У него возникла вполне здравая мысль: если вдруг в столице объявилось столь многочисленное «гнездо» поклонявшихся Искусителю, то не найдется ли среди тех, кого обезвредили «бордовые», старого знакомого Фернана – неприметного, сутулого человека, без труда разнесшего целый дом и убившего Вето? Надежда конечно же была слабой, маг подобной силы сотворил бы гораздо больше вреда, чем тот, кто нанес легкие ранения троим воинам Церкви. Но чем Искуситель не шутит?
До телеги и тел убитых еретиков Фернан не добрался. Двое крайне недовольных и раздраженных клириков не самого низкого ранга преградили дорогу сеньору де Суоза. Позади них появилось несколько настороженных арбалетчиков.
– Стой, чадо! Дальше тебе нельзя!
– Мне можно, святые отцы. – Фернан, стараясь не делать резких движений, показал клирикам знак «василиска».
Те расслабились, а арбалетчики и вовсе отошли в сторону, от греха подальше. Пусть церковники сами разбираются с контрразведкой.
– То, что здесь происходит, не касается «василисков», сын мой.

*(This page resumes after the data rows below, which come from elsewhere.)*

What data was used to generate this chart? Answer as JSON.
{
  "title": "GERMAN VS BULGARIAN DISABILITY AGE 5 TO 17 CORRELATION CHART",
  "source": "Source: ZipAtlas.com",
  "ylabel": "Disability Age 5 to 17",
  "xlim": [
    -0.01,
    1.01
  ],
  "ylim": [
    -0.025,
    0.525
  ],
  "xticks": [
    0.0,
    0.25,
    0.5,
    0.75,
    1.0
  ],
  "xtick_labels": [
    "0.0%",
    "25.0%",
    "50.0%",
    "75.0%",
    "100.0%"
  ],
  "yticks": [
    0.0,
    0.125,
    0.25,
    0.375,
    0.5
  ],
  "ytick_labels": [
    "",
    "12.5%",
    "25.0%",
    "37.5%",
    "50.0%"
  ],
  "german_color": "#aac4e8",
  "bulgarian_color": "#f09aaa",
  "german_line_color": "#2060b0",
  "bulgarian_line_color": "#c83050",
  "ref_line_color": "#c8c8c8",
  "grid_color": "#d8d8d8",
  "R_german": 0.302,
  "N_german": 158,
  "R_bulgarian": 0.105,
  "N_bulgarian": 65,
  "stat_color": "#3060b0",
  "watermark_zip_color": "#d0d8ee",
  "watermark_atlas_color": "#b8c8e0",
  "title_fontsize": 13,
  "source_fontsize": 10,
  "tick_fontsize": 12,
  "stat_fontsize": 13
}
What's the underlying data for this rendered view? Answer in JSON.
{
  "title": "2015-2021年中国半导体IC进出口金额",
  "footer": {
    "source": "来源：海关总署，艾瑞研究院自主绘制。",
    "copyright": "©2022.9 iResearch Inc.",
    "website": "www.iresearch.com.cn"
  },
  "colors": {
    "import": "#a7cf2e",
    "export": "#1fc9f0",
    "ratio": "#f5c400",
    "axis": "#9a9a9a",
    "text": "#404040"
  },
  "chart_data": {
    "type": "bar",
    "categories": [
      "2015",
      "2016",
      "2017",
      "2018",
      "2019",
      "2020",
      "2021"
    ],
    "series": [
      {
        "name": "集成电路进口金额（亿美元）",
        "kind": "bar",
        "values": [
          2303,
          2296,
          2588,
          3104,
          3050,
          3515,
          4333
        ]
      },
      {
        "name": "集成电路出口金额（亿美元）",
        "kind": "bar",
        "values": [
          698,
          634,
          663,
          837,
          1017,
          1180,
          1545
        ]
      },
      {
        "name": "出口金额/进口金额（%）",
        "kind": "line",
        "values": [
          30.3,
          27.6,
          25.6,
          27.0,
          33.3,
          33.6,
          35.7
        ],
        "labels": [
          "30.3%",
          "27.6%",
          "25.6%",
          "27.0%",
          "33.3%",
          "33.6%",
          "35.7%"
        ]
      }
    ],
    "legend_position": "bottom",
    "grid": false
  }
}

Это дело Церкви.
Говорил пожилой священник. «Озаренный».
– Конечно, святой отец. – Фернан не собирался делать глупости и вступать в спор с «бордовым». Он не настолько силен в риторике, да и времени на то, чтобы переспорить святого отца, потребуется много. Века два. – Но я действую с одобрения Его Преосвященства епископа де Лерро.
Брови отца-дознавателя удивленно дрогнули.
– Неужели?
– Совершенно верно. – Это была маленькая ложь. Точнее, почти правда. – Мое ведомство ведет расследование того, что случилось на улице Шеро. Быть может, я смогу опознать кого-то из еретиков и помочь Церкви.
– Я не думаю…
– Вы можете проехать, сеньор. Если кто-то желает помочь Церкви во славу Спасителя", то не стоит ему отказывать, брат Артуро, – произнес голос за спиной Фернана.
– Да, Ваше Святейшество, – покорно склонил голову собеседник маркиза.
Фернан резко обернулся и встретился взглядом с восседающим на лошади клириком. Тем самым, что приказал убить девушку.
– Благодарю… – отрывисто бросил сеньор де Суоза.
– Брат Агирре. Старший отец-дознаватель.
У брата Агирре было и другое имя – Бордовый Палач. Тот еще тип. Выглядит добряк добрячком, а как еретиков каленым железом пытать – он первый…
– Фернан Руис де Суоза маркиз де Нарриа.
– Наслышан. – В карих глазах – задумчивость.
– Так я могу проехать?
– Конечно же, сын мой.
– Жди здесь, – приказал Абоми Фернан и направил Снежную мимо расступившихся святых отцов и стражников.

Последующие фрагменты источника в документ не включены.